Eu estou aqui, por Ricardo Guimarães
O grito de Neymar ecoado em todo o planeta sintetizou o espírito da nossa época: fazer-se presente
Caro Paulo,
“Eu estou aqui!” Ainda ouço Neymar gritando depois de fazer o primeiro gol na Alemanha na final da Olimpíada. Um grito silencioso do fundo da alma, um grito em gestos para que ninguém deixasse de ouvir, batendo no peito e apontando para o chão: “Eu estou aqui!”.
Não importa se no passado distante ou recente ele esteve ausente de corpo ou de alma. O fato é que Neymar carimbou aquele gol na frente de bilhões de pessoas: “Eu estou aqui!”. Para mim, esse grito que ecoou pelo planeta naquela noite sintetizou em três palavrinhas o espírito de nossa época: fazer-se presente.
Não estou falando nada de novo para você, meu caro amigo Paulo, porque foi esse o espírito que inspirou a nossa Trip desde o começo. E será esse mesmo espírito que continuará conosco porque, mais do que nunca, o mundo e suas instituições precisarão ser redesenhados para acolher um indivíduo inteiro, presente com suas emoções, seus valores e suas ações.
Eu me lembro de nossas primeiras conversas sobre a revista, quando você disse: “Na Trip, o jornalista tem que viver a reportagem como um indivíduo, e não apenas como um profissional do jornalismo”. Aliás, para manter a tradição de dar antes, você disse isso bem antes do new journalism virar tendência.
Pois é, proteger a individualidade do indivíduo contra a padronização repressiva da sociedade não é uma briga nova. É uma briga velha porque talvez ela não seja para terminar e, no fundo, seja o principal motor de nossa evolução.
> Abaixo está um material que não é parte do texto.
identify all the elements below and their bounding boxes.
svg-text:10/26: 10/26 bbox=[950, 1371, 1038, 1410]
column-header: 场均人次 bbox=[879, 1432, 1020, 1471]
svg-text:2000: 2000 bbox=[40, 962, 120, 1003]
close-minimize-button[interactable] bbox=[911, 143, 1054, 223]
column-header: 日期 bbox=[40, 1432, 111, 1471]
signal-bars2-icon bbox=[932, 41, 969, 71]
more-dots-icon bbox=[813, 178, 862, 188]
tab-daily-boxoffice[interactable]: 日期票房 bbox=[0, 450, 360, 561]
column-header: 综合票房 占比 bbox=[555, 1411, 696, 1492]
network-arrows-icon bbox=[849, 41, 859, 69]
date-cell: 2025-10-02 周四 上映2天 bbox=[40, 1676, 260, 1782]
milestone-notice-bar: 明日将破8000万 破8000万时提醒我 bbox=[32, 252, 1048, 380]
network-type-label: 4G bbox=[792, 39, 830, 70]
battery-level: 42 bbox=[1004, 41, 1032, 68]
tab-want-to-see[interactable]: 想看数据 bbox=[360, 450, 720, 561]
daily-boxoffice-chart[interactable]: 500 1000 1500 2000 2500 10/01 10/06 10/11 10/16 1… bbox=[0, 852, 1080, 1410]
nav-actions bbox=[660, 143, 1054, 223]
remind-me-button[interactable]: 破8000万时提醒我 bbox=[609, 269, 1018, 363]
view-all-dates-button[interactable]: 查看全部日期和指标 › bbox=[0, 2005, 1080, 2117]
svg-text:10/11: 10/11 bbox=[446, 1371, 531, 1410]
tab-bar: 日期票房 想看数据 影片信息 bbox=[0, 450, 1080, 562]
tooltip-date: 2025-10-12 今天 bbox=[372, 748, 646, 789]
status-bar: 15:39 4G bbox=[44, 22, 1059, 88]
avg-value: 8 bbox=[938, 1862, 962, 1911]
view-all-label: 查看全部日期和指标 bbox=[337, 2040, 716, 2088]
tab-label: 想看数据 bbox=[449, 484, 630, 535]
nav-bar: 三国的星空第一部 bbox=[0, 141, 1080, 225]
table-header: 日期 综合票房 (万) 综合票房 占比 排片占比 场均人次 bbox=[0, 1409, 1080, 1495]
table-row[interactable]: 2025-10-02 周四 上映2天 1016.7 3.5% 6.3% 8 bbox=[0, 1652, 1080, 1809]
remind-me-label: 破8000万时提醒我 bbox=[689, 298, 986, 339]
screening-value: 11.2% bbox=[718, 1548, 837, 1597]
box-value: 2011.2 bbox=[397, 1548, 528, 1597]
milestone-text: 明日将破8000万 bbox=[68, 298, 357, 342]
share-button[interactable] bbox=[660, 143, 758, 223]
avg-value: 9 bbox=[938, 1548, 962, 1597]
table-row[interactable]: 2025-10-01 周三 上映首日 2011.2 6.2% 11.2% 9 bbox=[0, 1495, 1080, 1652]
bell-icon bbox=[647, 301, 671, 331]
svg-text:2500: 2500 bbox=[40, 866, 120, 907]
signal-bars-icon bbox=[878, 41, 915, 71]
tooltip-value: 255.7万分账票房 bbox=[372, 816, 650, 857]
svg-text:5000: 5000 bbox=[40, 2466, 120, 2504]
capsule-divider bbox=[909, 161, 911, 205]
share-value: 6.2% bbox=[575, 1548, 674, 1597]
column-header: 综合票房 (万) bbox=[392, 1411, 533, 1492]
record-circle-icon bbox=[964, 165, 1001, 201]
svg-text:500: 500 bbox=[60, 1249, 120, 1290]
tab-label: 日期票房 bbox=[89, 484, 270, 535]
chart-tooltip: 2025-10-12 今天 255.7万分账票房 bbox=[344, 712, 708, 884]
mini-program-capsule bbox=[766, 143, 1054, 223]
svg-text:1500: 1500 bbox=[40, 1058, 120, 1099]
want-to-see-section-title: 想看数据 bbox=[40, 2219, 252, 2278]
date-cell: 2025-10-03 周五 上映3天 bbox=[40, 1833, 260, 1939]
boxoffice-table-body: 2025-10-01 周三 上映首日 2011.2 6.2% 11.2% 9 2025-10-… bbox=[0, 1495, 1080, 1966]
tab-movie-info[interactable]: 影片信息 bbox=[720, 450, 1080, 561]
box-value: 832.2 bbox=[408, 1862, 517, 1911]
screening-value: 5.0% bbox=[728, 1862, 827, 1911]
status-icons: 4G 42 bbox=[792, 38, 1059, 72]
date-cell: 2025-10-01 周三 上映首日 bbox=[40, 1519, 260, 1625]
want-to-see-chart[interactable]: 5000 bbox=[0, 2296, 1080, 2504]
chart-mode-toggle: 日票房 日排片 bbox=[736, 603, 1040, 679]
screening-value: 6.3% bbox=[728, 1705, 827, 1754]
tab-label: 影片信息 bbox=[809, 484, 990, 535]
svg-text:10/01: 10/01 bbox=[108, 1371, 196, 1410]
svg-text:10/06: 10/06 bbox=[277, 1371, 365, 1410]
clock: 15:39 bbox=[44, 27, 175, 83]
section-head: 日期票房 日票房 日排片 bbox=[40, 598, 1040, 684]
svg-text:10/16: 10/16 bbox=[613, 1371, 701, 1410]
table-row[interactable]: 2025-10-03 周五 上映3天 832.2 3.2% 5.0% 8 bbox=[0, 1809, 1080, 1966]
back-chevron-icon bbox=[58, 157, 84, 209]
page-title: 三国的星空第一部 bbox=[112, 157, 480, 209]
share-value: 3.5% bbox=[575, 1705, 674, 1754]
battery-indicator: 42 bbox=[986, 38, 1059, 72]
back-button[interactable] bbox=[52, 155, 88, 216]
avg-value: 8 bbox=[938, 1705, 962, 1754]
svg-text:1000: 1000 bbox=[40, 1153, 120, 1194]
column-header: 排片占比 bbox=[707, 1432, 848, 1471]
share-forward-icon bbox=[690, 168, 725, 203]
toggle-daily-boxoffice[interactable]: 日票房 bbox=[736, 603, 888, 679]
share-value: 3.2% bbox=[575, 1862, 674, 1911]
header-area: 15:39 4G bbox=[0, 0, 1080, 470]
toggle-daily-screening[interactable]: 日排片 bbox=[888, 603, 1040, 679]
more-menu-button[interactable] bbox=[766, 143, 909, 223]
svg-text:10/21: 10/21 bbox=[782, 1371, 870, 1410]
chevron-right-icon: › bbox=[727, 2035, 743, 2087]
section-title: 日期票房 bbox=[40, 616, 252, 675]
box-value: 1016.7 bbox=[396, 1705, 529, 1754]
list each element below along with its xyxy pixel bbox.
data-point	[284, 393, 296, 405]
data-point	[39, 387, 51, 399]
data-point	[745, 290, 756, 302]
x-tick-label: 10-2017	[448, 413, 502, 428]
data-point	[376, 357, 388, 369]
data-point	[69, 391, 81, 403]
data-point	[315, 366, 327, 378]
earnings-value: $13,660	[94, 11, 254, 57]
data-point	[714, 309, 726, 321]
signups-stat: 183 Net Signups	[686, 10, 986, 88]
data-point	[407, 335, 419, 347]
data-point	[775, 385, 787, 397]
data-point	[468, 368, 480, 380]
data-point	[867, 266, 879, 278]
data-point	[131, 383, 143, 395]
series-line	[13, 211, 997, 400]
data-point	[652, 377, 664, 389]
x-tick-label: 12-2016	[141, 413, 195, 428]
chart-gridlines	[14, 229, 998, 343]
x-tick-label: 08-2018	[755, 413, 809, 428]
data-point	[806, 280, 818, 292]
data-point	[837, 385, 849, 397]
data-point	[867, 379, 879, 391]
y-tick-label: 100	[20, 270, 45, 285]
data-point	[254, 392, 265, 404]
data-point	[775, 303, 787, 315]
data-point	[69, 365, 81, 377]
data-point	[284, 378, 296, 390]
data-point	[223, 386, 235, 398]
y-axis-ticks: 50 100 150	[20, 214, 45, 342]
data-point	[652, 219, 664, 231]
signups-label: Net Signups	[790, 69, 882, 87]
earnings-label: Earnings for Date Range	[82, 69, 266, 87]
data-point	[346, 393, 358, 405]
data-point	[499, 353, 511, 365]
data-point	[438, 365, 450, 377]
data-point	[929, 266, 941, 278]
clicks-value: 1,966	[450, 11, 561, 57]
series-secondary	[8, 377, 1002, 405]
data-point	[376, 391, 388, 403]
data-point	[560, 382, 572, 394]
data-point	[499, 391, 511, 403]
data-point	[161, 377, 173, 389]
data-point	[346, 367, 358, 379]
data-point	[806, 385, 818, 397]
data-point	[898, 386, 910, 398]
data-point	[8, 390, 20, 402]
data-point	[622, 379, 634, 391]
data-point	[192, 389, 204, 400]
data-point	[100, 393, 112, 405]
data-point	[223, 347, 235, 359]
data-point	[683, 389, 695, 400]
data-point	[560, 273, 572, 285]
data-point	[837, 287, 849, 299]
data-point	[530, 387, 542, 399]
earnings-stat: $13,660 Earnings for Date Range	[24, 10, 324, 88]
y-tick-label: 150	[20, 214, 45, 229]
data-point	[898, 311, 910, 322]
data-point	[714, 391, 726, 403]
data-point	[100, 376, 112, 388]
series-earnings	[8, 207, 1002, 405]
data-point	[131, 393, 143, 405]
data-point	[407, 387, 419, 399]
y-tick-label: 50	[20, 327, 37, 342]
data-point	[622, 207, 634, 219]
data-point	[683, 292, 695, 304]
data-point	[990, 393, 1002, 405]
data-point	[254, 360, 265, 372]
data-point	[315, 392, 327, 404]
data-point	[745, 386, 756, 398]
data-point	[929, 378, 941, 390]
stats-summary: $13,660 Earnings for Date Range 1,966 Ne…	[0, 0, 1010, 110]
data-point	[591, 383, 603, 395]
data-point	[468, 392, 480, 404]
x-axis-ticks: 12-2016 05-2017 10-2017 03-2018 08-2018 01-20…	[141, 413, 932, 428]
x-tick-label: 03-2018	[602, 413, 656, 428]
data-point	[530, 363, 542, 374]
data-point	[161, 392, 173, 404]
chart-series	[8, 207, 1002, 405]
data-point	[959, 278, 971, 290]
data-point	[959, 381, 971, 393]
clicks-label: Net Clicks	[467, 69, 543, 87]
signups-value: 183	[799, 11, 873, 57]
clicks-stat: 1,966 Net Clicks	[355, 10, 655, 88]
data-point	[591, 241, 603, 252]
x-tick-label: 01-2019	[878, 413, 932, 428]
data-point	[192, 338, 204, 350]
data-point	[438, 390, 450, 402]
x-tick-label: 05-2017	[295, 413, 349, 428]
O desafio maior agora é que, hoje, o indivíduo tem um poder que nunca teve. Para o bem e para o mal. Estamos experimentando a expressão de nossa individualidade por meio de uma selfie banal, pela adesão ao movimento maker, que nos dá autonomia para produção e consumo ou até pela integração via internet a uma seita de terroristas. Uma pessoa que se diz (porque não é!) muçulmana também está dizendo “Eu estou aqui!” quando pega em armas e mata inocentes.
Bom de briga
No momento atual, a velha briga ganha novos patamares, menos românticos e heroicos e muito mais concretos e complexos. Como serão os novos contratos que vão viabilizar a convivência pacífica e segura entre esses indivíduos poderosos e livres? Quais são os direitos e deveres que as novas dinâmicas sociais vão provocar? As regras, leis e instituições criadas para a padronização e a massificação da sociedade industrial não servem para regular a diversidade e a riqueza da sociedade em rede.
Temos tudo por refazer para garantir um futuro como sonhamos; antes que os Donald Trumps se imponham cafetinando o medo que as pessoas têm desse futuro. Um futuro em que inclusive o Trump diz: “Eu estou aqui!”.
Da minha parte, você sabe, gosto dessa briga. Estou com você e toda a nossa turma. Conte comigo: “Eu estou aqui!”.